The phase II recovered sands were slightly less porous on the average. At 800 psi (5.5 MPa) confining pressure, the average porosity was 37.2%. This was reduced to 35.4% at 1800 psi (12.4 MPa). The phase II recovered sands were considerably lower in permeability than the phase I recovered sands. At 800 psi (5.5 MPa) confining pressure, its geometric mean permeability was 0.633 d. This was reduced to 0.486 d at 1800 psi (12.4 MPa). A good correlation between porosity and permeability was observed. The average grain density for the phase II recovered sands was 2.70 g/cm3. The bulk modulus ranged from 20,000 to 100,000 psi (138 to 690 MPa).

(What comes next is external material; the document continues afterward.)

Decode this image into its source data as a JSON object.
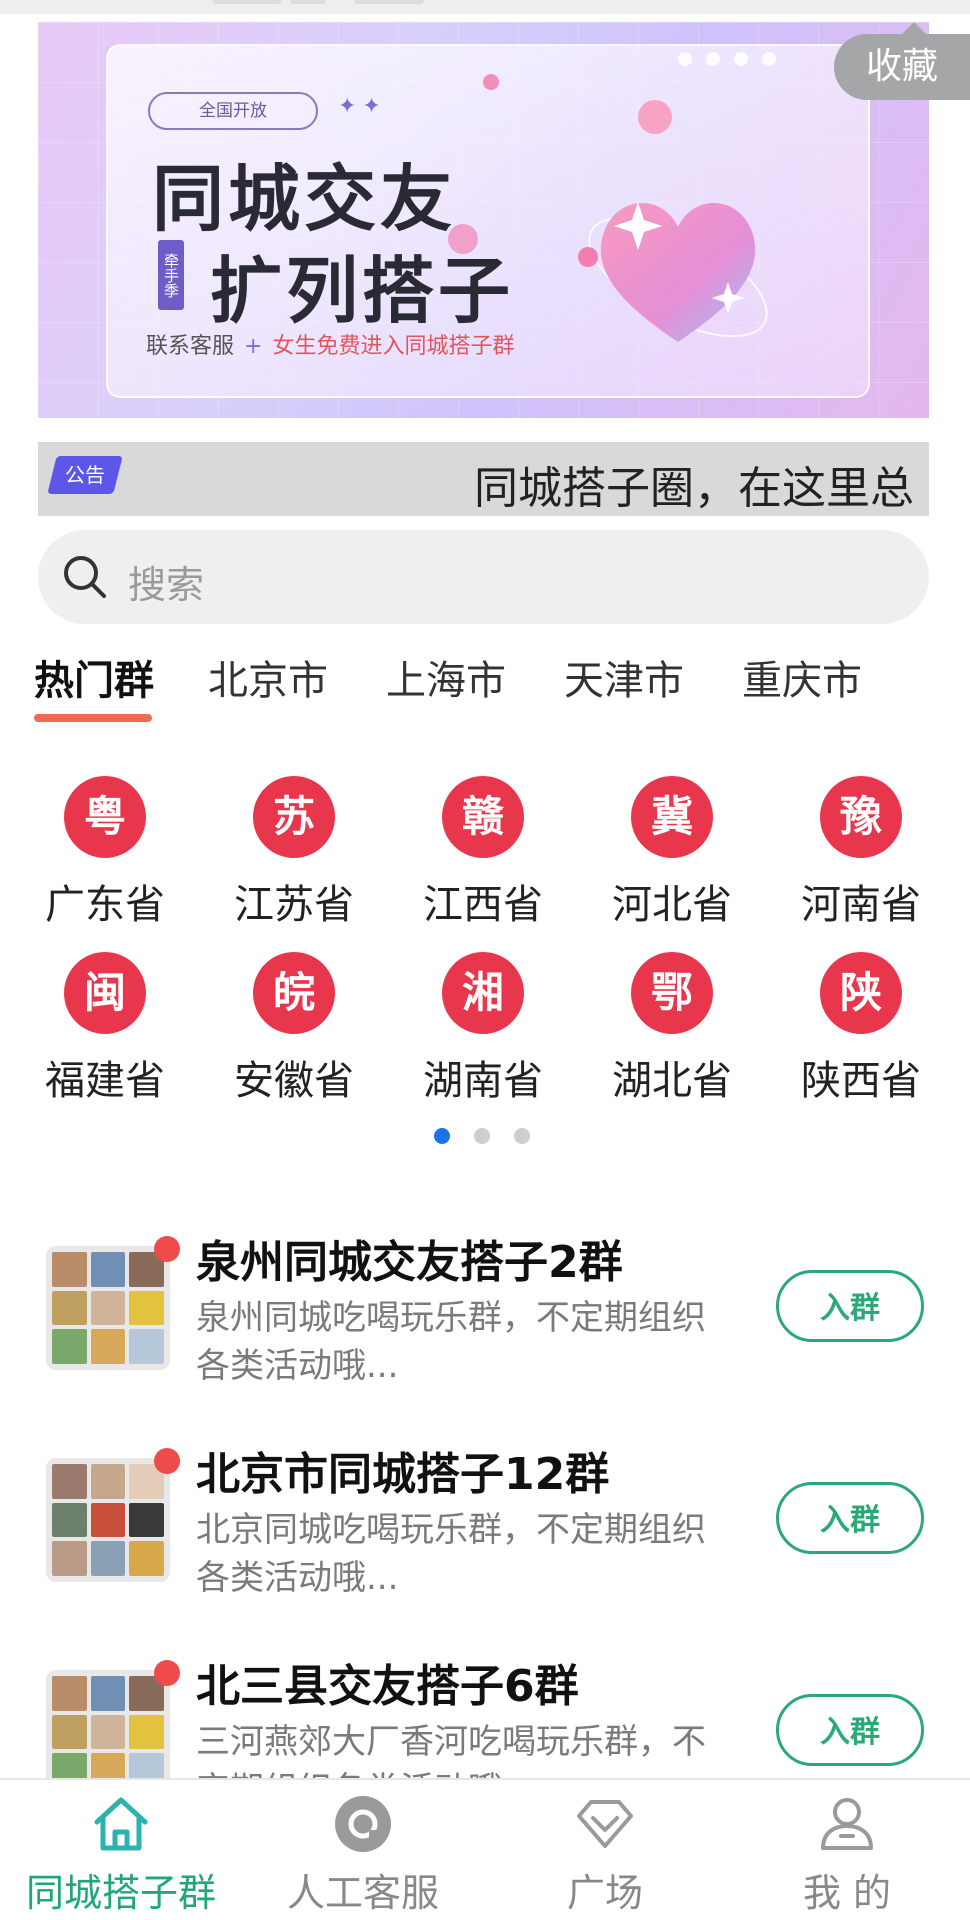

Five anomalous thin hard cemented sand zones were observed in the phase II recovered core. Three of the zones were sampled. Two of the sampled zones had porosity in the 1 to 2% range and permeability in the microdarcy range. Porosities in a third zone were in the 10 to 20% range and permeability in the microdarcy to tens of microdarcys range. With one exception, the bulk moduli in these anomalous hard zones were an order of magnitude larger than the unconsolidated sands. The grain densities were similar to the West Sak unconsolidated sandstones.